Diketahui bahwa bantuan Amerika Serikat (AS), Negara Barat, dan lembaga multilateral selalu berhubungan dengan masalah Hak Asasi Manusia (HAM).

“Di mana defisit anggaran pembangunan ke depan harus bisa dipastikan diperoleh melalui pinjaman bilateral ataupun multilateral, bukan lagi intervensi Bank Indonesia,” kata Syahganda Nainggolan.

Menurut Syahganda Nainggolan APBN tidak bisa hanya mengandalkan penghasilan pajak yang hanya 9% dari PDB.

Selanjutnya, diketahui beberapa bulan lagi akan digelar konferensi G-20, hal ini juga diduga menjadi faktor mengapa HRS dibebaskan.

“Terkait soal pelanggaran HAM ini juga harus selesai sebelum diselenggarakannya acara G-20, dimana pimpinan berbagai negara akan datang ke Indonesia. Tentu pemerintah Indonesia akan sangat malu dengan pelanggaran HAM, seperti pemenjaraan HRS, bila melakukan hajatan internasional,” tutur Syahganda Nainggolan.

Syahganda Nainggolan meminta kepada Presiden Jokowi untuk melaksanakan rekonsiliasi nasional yang bertujuan untuk membangun tanah air dalam kondisi yang krisis seperti sekarang.

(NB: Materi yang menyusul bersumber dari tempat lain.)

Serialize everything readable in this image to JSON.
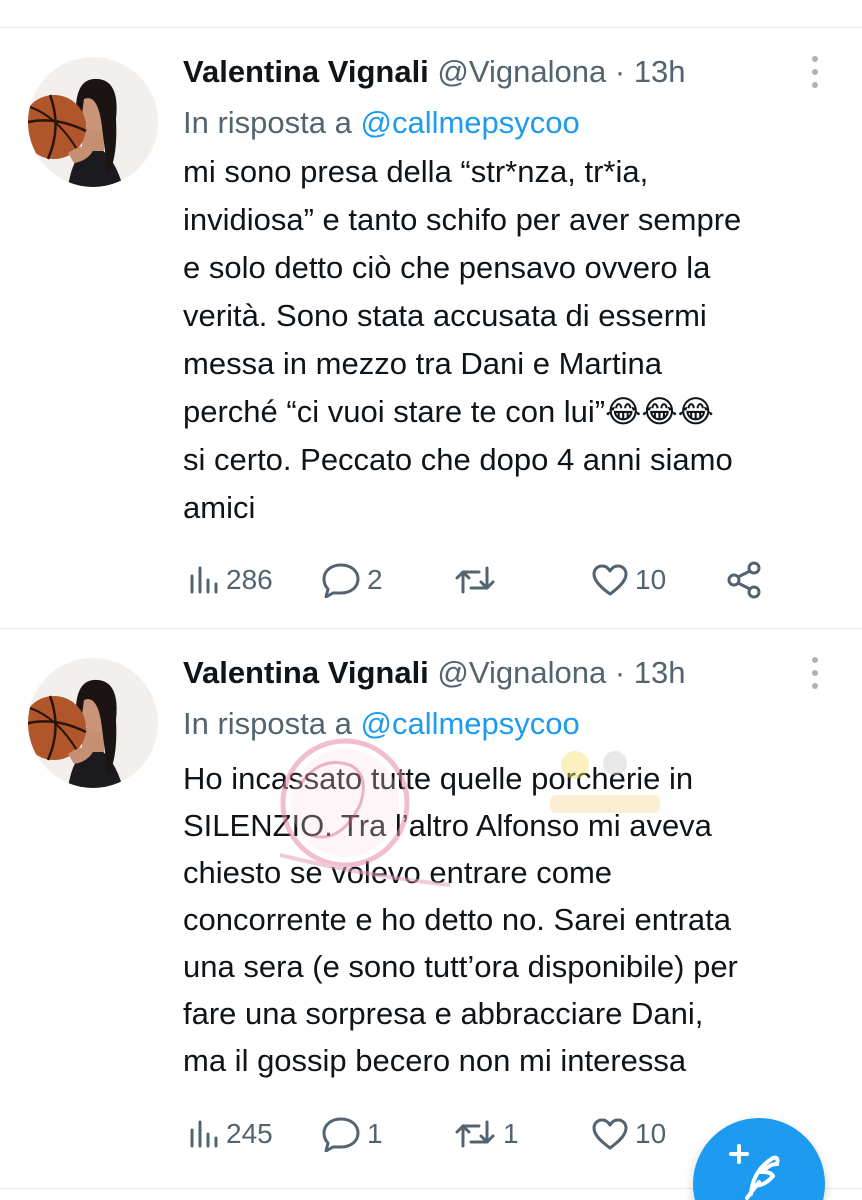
{
  "tweets": [
    {
      "author_name": "Valentina Vignali",
      "handle": "@Vignalona",
      "separator": "·",
      "time": "13h",
      "reply_label": "In risposta a",
      "reply_mention": "@callmepsycoo",
      "lines": [
        "mi sono presa della “str*nza, tr*ia,",
        "invidiosa” e tanto schifo per aver sempre",
        "e solo detto ciò che pensavo ovvero la",
        "verità. Sono stata accusata di essermi",
        "messa in mezzo tra Dani e Martina",
        "perché “ci vuoi stare te con lui”😂😂😂",
        "si certo. Peccato che dopo 4 anni siamo",
        "amici"
      ],
      "views": "286",
      "replies": "2",
      "retweets": "",
      "likes": "10"
    },
    {
      "author_name": "Valentina Vignali",
      "handle": "@Vignalona",
      "separator": "·",
      "time": "13h",
      "reply_label": "In risposta a",
      "reply_mention": "@callmepsycoo",
      "lines": [
        "Ho incassato tutte quelle porcherie in",
        "SILENZIO. Tra l’altro Alfonso mi aveva",
        "chiesto se volevo entrare come",
        "concorrente e ho detto no. Sarei entrata",
        "una sera (e sono tutt’ora disponibile) per",
        "fare una sorpresa e abbracciare Dani,",
        "ma il gossip becero non mi interessa"
      ],
      "views": "245",
      "replies": "1",
      "retweets": "1",
      "likes": "10"
    }
  ],
  "icons": {
    "views": "bar-chart-icon",
    "reply": "speech-bubble-icon",
    "retweet": "retweet-icon",
    "like": "heart-icon",
    "share": "share-icon",
    "more": "more-vertical-icon",
    "compose": "compose-feather-icon"
  },
  "colors": {
    "accent": "#1d9bf0",
    "text": "#0f1419",
    "secondary": "#536471",
    "divider": "#e6e9eb"
  }
}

Mantan Aktivis ITB pada tahun 1980-an ini juga menyarankan Presiden Jokowi agar menghormati HRS terlebih dahulu.

Syahganda Nainggolan berharap suatu saat Megawati Soekarnoputri dan HRS bisa membangun komunikasi yang bagus sebagai simbolisasi dari dialektika jalan pikiran Bung Karno.

“Sehingga Islamisme dan sosialisme/marhaenisme mampu bersinergi,” pungkas Syahganda Nainggolan.